Here is a tip that I have used for a couple years now. Take that 2009 used-up Page-A-Day calendar that is sitting in your office, on your desk or on the nightstand, remove the paper from the calendar pages from the plastic holder and you have a ready made charger stand that will hold your chargers upright for easy viewing. 
If you are like me, you have not yet thrown the old calendar out and have one or more of these sitting around. If you have already tossed it out or didn't have one for 2009, watch for the 2010 calendars to go on sale around February. You can sometimes find these calendars on clearance a few months into the year for as little as $1 each.


----------



## DJ1978 (Sep 26, 2001)

Great idea!!! and the fold up flat to pack for going to a race!!
Thanks for the tip!


----------



## guver (Jul 31, 2002)

All my chargers are "propped" except the newer angled screens.


----------



## BurnapileRacing (Dec 23, 2009)

They make a wire stand for propping up plates and china.
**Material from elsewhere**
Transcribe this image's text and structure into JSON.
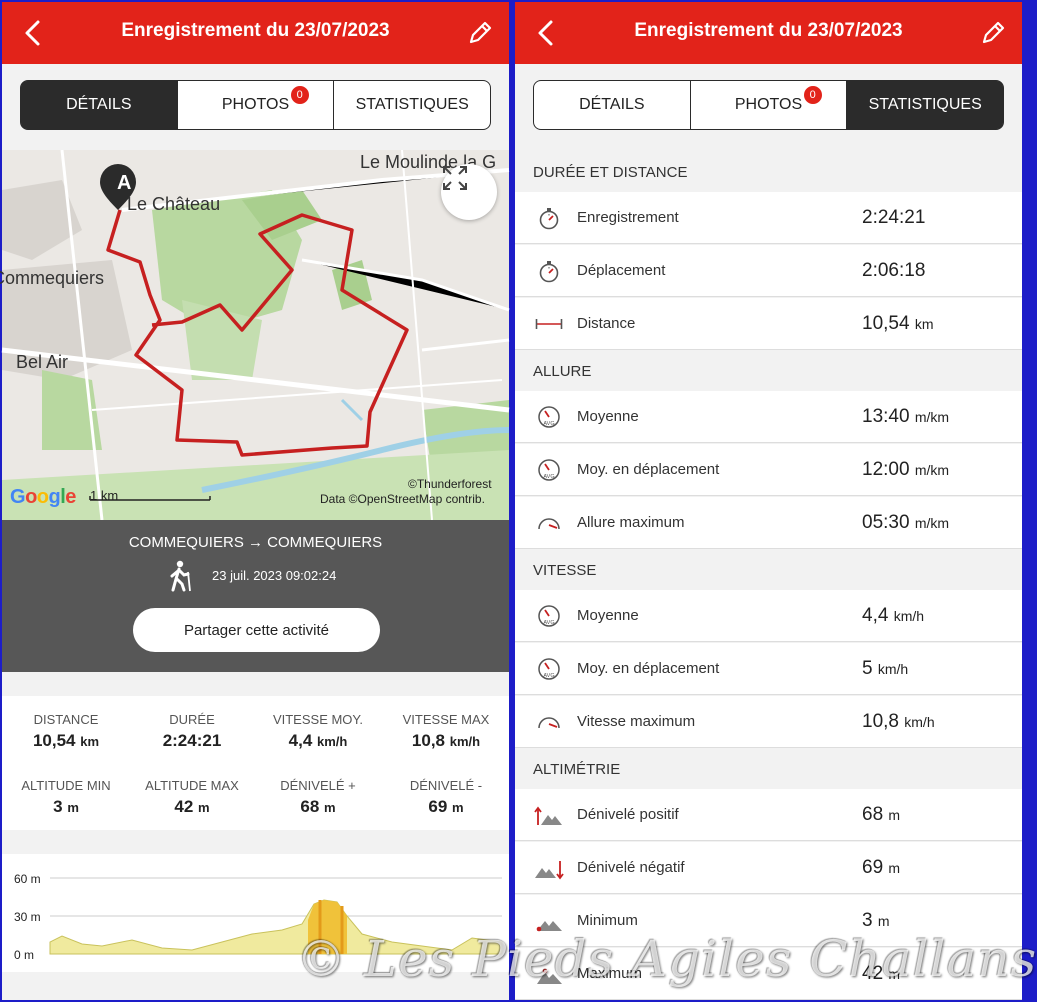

It folds flat as well. like these- http://www.finehomedisplays.com/proddetail.asp?prod=52-0050
I saw a guy at track with one, seems like a good idea. I imagine they sell locally, but i never seem to remember when at walmart to look


----------



## XXX-Steve (Oct 23, 2008)

I use one of those plate or frame holders. You can get them from the dollar store.


----------



## Jerzferno (Aug 19, 2007)

Good Idea. I just prop mine up with a tire.


----------